National Hebrew Book Week has taken place every year in June. Its fate for this year, in light of the COVID-19 pandemic, is unclear. (photo from gojerusalem.com)
In Israel, you know Shavuot is approaching when you see the grocery stores setting up displays of pasta and spaghetti sauce. The pandemic shouldn’t change that.
Israelis are obsessed with the thought of eating non-meat meals on Shavuot. I suspect that at the heart of this obsession is the feeling that, even today, many people still consider eating a non-meat meal equivalent to eating less than a full meal. Hence, the worry that there really will be a satisfying meal to appropriately celebrate the holiday.
While there are many lovely explanations about why we eat dairy on Shavuot, they seem to be secondary to some practical considerations. As Rabbi Prof. David Golinkin points out, in the late spring, young calves, lambs and kids are weaned. Thus, historically at this time in Europe, there was an abundance of milk. Bear in mind that refrigeration is a fairly new process and that, prior to refrigeration, farmers needed to move fast with perishable milk. They made cheese and butter, which, likewise, needed to be consumed relatively fast. This dairy excess may have motivated some Jews to eat dairy on Shavuot. (See the article “Why do Jews Eat Milk and Dairy Products on Shavuot?” on the Schechter Institutes’ website, schechter.edu.)
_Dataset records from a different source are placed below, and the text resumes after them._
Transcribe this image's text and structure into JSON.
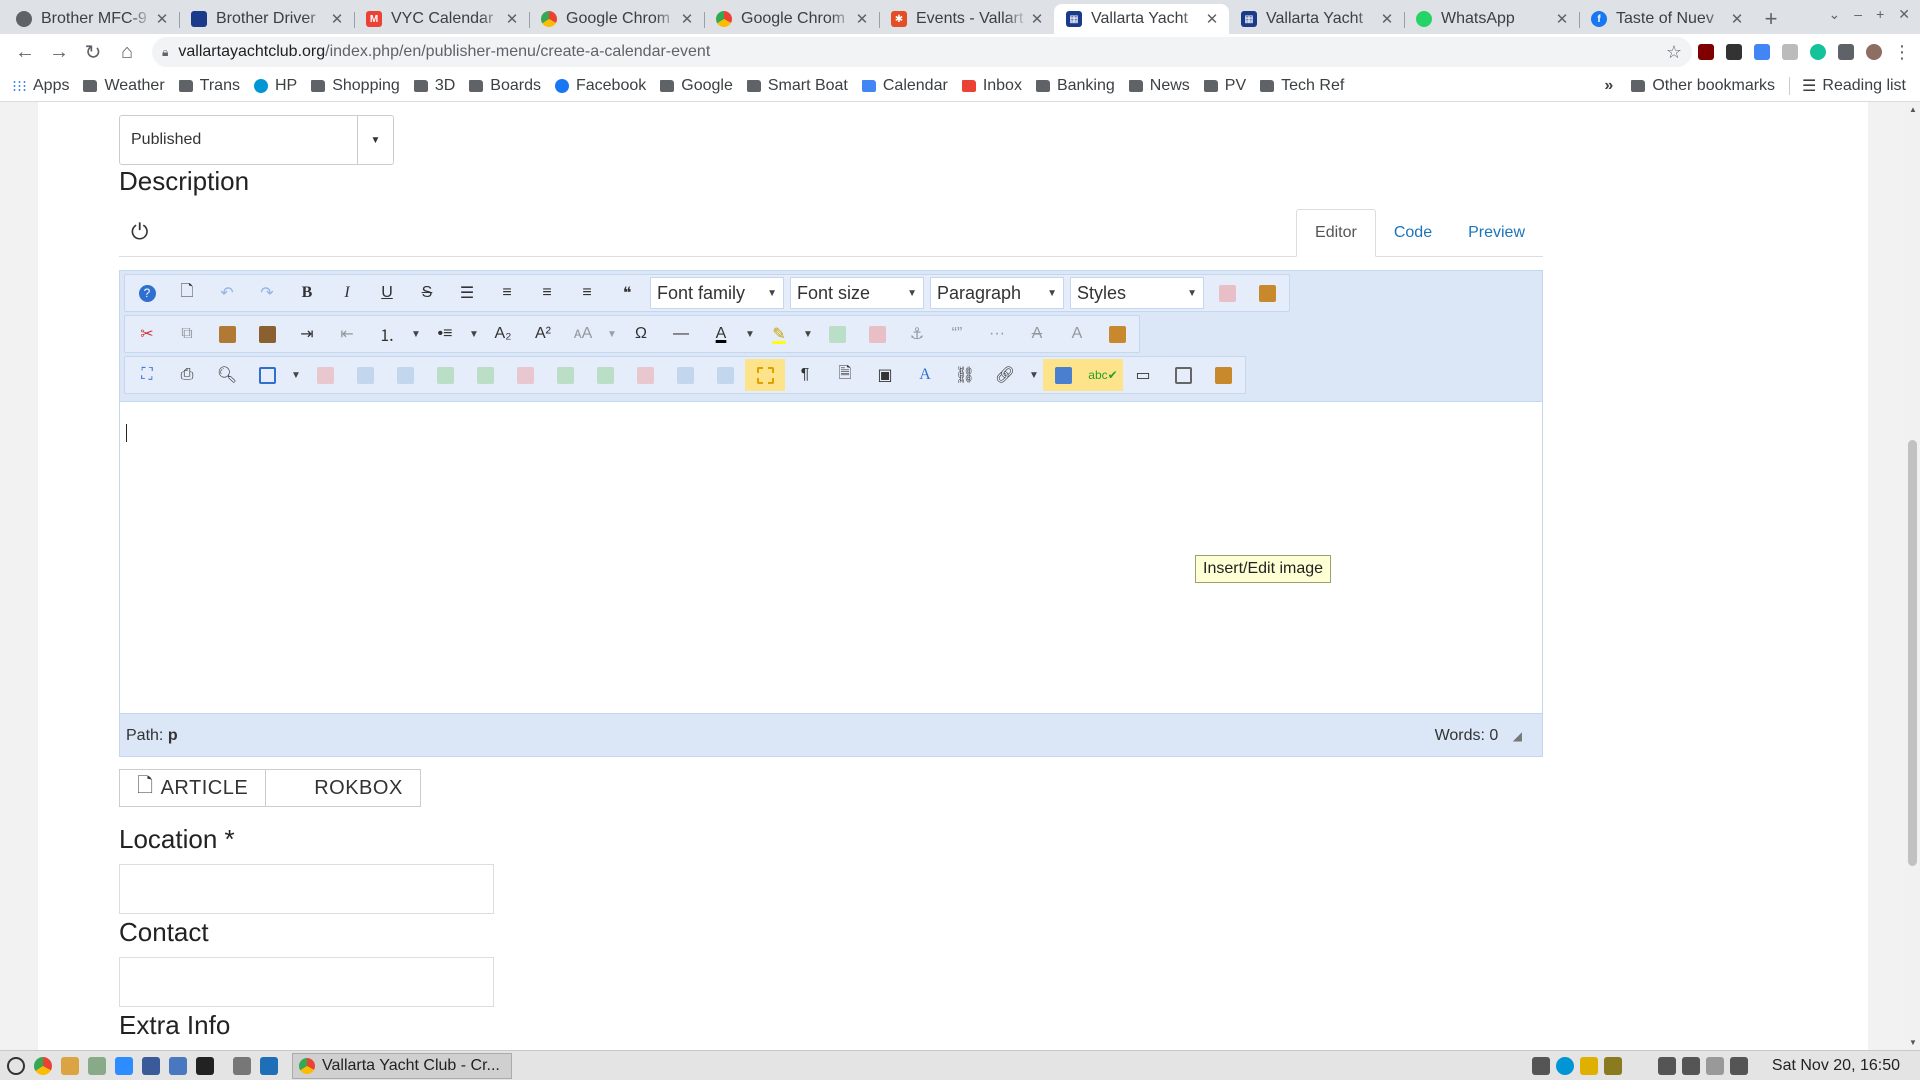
{
  "tabs": [
    {
      "label": "Brother MFC-9",
      "icon": "globe-icon",
      "color": "#5f6368"
    },
    {
      "label": "Brother Driver",
      "icon": "brother-icon",
      "color": "#1a3a8c"
    },
    {
      "label": "VYC Calendar",
      "icon": "gmail-icon",
      "color": "#ea4335"
    },
    {
      "label": "Google Chrom",
      "icon": "google-icon",
      "color": "#4285f4"
    },
    {
      "label": "Google Chrom",
      "icon": "google-icon",
      "color": "#4285f4"
    },
    {
      "label": "Events - Vallart",
      "icon": "joomla-icon",
      "color": "#e44d26"
    },
    {
      "label": "Vallarta Yacht",
      "icon": "calendar-icon",
      "color": "#1a3a8c",
      "active": true
    },
    {
      "label": "Vallarta Yacht",
      "icon": "calendar-icon",
      "color": "#1a3a8c"
    },
    {
      "label": "WhatsApp",
      "icon": "whatsapp-icon",
      "color": "#25d366"
    },
    {
      "label": "Taste of Nuev",
      "icon": "facebook-icon",
      "color": "#1877f2"
    }
  ],
  "address": {
    "host": "vallartayachtclub.org",
    "path": "/index.php/en/publisher-menu/create-a-calendar-event"
  },
  "bookmarks": [
    {
      "label": "Apps",
      "icon": "apps-icon"
    },
    {
      "label": "Weather",
      "icon": "folder-icon"
    },
    {
      "label": "Trans",
      "icon": "folder-icon"
    },
    {
      "label": "HP",
      "icon": "hp-icon"
    },
    {
      "label": "Shopping",
      "icon": "folder-icon"
    },
    {
      "label": "3D",
      "icon": "folder-icon"
    },
    {
      "label": "Boards",
      "icon": "folder-icon"
    },
    {
      "label": "Facebook",
      "icon": "facebook-icon"
    },
    {
      "label": "Google",
      "icon": "folder-icon"
    },
    {
      "label": "Smart Boat",
      "icon": "folder-icon"
    },
    {
      "label": "Calendar",
      "icon": "calendar-icon"
    },
    {
      "label": "Inbox",
      "icon": "gmail-icon"
    },
    {
      "label": "Banking",
      "icon": "folder-icon"
    },
    {
      "label": "News",
      "icon": "folder-icon"
    },
    {
      "label": "PV",
      "icon": "folder-icon"
    },
    {
      "label": "Tech Ref",
      "icon": "folder-icon"
    }
  ],
  "bookmarks_right": {
    "more": "»",
    "other": "Other bookmarks",
    "reading": "Reading list"
  },
  "form": {
    "state_value": "Published",
    "description_label": "Description",
    "editor_tabs": [
      "Editor",
      "Code",
      "Preview"
    ],
    "lists": {
      "font_family": "Font family",
      "font_size": "Font size",
      "format": "Paragraph",
      "styles": "Styles"
    },
    "tooltip": "Insert/Edit image",
    "path_label": "Path:",
    "path_value": "p",
    "words_label": "Words: 0",
    "btn_article": "ARTICLE",
    "btn_rokbox": "ROKBOX",
    "location_label": "Location *",
    "contact_label": "Contact",
    "extra_label": "Extra Info"
  },
  "taskbar": {
    "task_label": "Vallarta Yacht Club - Cr...",
    "clock": "Sat Nov 20, 16:50"
  }
}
But, eating a non-meat meal on Shavuot is not restricted to the customs of European Jewry. As Jewish food expert Claudia Roden notes in The Book of Jewish Food: An Odyssey from Samarkand to New York, Sephardi Jews in Syria made cheese pies called sambousak bi jibn, Tunisian Jews had a special dairy couscous recipe and, in places like Turkey and the Balkans, Jews prepared a milk pudding called sutlage for Shavuot. (If you don’t want to eat animal-based foods, you don’t need to feel left out. The United Kingdom’s Jewish Vegetarian Society helps you enjoy a variety of traditional, but vegan, cheesecake recipes.)
So from where did all this dairy focus originate? One appealing explanation reminds us of what was supposed to have happened on Shavuot, namely that the Jewish people received the Torah. In Gematria, the Hebrew word for milk (chalav) adds up to 40, the number of days on which Moses stayed on Mount Sinai in order to receive the Torah.
Significantly, studying the Torah and other Jewish texts on Shavuot eve has become a major trend in Israel, as well as in the Diaspora. The big Israeli cities offer any number of options for participating in a tikkun leil Shavuot. These free learning sessions welcome the participation of all of Israeli society, from the religious to the secular, and everyone in between. Those living in smaller towns and on kibbutzim and moshavim likewise hold study sessions on the night of the holiday.
The idea of all-night studying originates with the kabbalists. The earliest members of this group apparently studied with Rabbi Shimon bar Yochai, the author of the Zohar, who lived in the second-century CE. It was this scholar (also known by his initials, as Rashbi) who stated: “G-d forbid that the Torah shall ever be forgotten!” (See the Babylonian Talmud Tractate Shabbat 138b.) By the Middle Ages, the kabbalistic all-night Shavuot study had really picked up steam in places such as Safed.
Some claim the reason for studying during the night is found in the midrash stating that it was a way to correct for the Children of Israel’s mistake of oversleeping on the morning they were meant to receive the Torah. Others claim, however, that the Hebrew word tikkun should not be translated as correction, but rather as adorning or decorating the bride. The bride in this instance is the people of Israel and the groom is either G-d and/or the Torah.
According to a late 17th-century Libyan tradition, Shavuot symbolizes the wedding day between the people of Israel and the Torah. According to this tradition, the Torah is the bride, which explains the title of the Libyan Shavuot text entitled Tikkun Kallah. Accordingly, those who read this tikkun are likened to bridal attendants.
The importance of studying on Shavuot is bolstered by the fact that Israel’s Hebrew Book Week (or, in some places, Book Month) begins right after Shavuot. I do not believe this occurrence is coincidental, but rather links us to the idea that we are still the People of the Book and a people of books.
The Israeli book fair has been running for many years. This year, 2020, would mark the 59th annual celebration of Hebrew Book Week and the fair’s age is all the more impressive when you recall how shaky was the Israeli state’s start as an independent entity. Recent years’ events have included Israeli authors appearing in coffee houses, story hours and plays for children, guided walks in Israel’s National Library, the more traditional book signings and, of course, the possibility of thumbing through thousands of Hebrew books.
In brief, our spring holiday offers opportunities for both spiritual and physical nourishment.
Deborah Rubin Fields is an Israel-based features writer. She is also the author of Take a Peek Inside: A Child’s Guide to Radiology Exams, published in English, Hebrew and Arabic.